Rozmowa Jacka Nizinkiewicza z Lechem Wałęsą

Kandydatka SLD może dostać 20 proc. – mówi były prezydent Jackowi Nizinkiewiczowi

Aktualizacja: 25.01.2015 20:05 Publikacja: 25.01.2015 18:00

Lech Wałęsa

Lech Wałęsa

Foto: Fotorzepa/Piotr Wittman

Rzeczpospolita: Jak pan ocenia rządy Ewy Kopacz?

Lech Wałęsa, były prezydent RP, pierwszy przewodniczący „Solidarności": Mimo wszystko pozytywnie. Stawiam cztery z plusem za dotychczasową pracę pani premier i rządu.

Ale od początku urzędowania premier Kopacz narosło wokół niej wiele konfliktów i kłopotów. Problem z otoczeniem politycznym, spory wewnątrzpartyjne, protest lekarzy, górników...

Ewa Kopacz musi wytrzymać krytykę, która niesprawiedliwie na nią spadła. W mojej ocenie pani premier jest atakowana nieuczciwie i niesłusznie. Póki co będę jej bronił w każdej kwestii. Ustawa górnicza w Sejmie przeszła? Przeszła.
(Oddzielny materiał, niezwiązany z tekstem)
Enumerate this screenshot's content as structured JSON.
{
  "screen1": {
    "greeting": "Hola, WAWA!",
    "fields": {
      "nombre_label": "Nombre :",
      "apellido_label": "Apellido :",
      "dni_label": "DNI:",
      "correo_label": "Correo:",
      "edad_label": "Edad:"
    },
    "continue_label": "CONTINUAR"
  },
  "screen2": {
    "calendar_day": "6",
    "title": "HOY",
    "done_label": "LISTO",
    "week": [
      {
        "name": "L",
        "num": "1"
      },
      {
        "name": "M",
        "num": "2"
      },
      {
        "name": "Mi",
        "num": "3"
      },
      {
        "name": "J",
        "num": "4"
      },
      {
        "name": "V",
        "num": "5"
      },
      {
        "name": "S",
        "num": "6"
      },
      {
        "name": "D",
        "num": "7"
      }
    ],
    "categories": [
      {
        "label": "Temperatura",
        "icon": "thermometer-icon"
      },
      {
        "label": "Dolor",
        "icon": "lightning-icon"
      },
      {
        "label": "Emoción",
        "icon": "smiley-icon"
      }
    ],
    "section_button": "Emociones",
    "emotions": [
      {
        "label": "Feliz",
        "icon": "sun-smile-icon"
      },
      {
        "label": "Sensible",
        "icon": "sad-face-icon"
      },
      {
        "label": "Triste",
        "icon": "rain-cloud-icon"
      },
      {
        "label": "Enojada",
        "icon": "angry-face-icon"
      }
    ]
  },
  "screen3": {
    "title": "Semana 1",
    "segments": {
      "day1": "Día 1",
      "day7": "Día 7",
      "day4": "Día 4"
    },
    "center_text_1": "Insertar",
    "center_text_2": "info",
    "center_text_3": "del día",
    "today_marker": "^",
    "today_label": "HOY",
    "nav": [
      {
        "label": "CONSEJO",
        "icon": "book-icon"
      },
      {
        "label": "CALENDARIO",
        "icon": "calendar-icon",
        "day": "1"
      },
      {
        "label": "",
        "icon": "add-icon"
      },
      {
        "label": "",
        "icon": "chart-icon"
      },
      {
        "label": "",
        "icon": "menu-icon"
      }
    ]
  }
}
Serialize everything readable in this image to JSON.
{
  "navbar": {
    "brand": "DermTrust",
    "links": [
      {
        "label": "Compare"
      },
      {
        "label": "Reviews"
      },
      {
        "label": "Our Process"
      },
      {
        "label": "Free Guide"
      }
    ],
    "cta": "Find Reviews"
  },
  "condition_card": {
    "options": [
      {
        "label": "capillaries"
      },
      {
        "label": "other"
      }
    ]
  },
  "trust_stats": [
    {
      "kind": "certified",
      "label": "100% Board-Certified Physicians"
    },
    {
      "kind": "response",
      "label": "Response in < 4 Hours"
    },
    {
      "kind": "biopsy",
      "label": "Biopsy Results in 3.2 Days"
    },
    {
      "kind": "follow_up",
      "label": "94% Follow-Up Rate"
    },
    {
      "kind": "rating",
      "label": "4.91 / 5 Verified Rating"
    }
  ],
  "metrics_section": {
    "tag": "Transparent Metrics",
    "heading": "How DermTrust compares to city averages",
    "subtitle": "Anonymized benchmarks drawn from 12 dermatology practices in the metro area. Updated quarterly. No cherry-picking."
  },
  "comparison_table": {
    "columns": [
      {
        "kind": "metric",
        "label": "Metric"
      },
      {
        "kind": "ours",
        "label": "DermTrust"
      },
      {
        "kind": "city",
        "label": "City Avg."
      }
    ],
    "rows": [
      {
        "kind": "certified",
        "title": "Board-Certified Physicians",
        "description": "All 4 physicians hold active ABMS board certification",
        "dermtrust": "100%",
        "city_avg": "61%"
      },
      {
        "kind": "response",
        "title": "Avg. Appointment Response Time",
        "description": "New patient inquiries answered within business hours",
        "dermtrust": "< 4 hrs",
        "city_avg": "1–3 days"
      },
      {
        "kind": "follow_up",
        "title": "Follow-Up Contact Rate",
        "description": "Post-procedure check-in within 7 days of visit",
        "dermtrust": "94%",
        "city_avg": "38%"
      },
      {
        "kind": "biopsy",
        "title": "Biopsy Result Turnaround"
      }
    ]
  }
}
A podpisywanie porozumień? Ile już podpisywaliśmy takich wymuszonych porozumień.

Nierentowne kopalnie powinny być utrzymywane za cenę porozumienia w roku wyborczym?

Oczywiście trzeba z tego zejść, ale nie można schodzić rewolucyjnie. Ci ludzie muszą mieć z czego żyć i trzeba im teraz pomóc. Początek jest dobrze zrobiony przez panią premier, ale ciąg dalszy musi nastąpić.

Z zamykaniem kopalń włącznie?

Z zamykaniem kopalń włącznie, jeśli będzie taka potrzeba. Niech pan patrzy, jaka jest sytuacja. Kopalnie dołączają do elektrowni. Elektrownie dzisiaj muszą je przyjąć, ale jutro powiedzą: dlaczego mamy wam płacić za droższy węgiel, skoro z Czech kupimy taniej?

Ewa Kopacz powinna pójść drogą Margaret Thatcher?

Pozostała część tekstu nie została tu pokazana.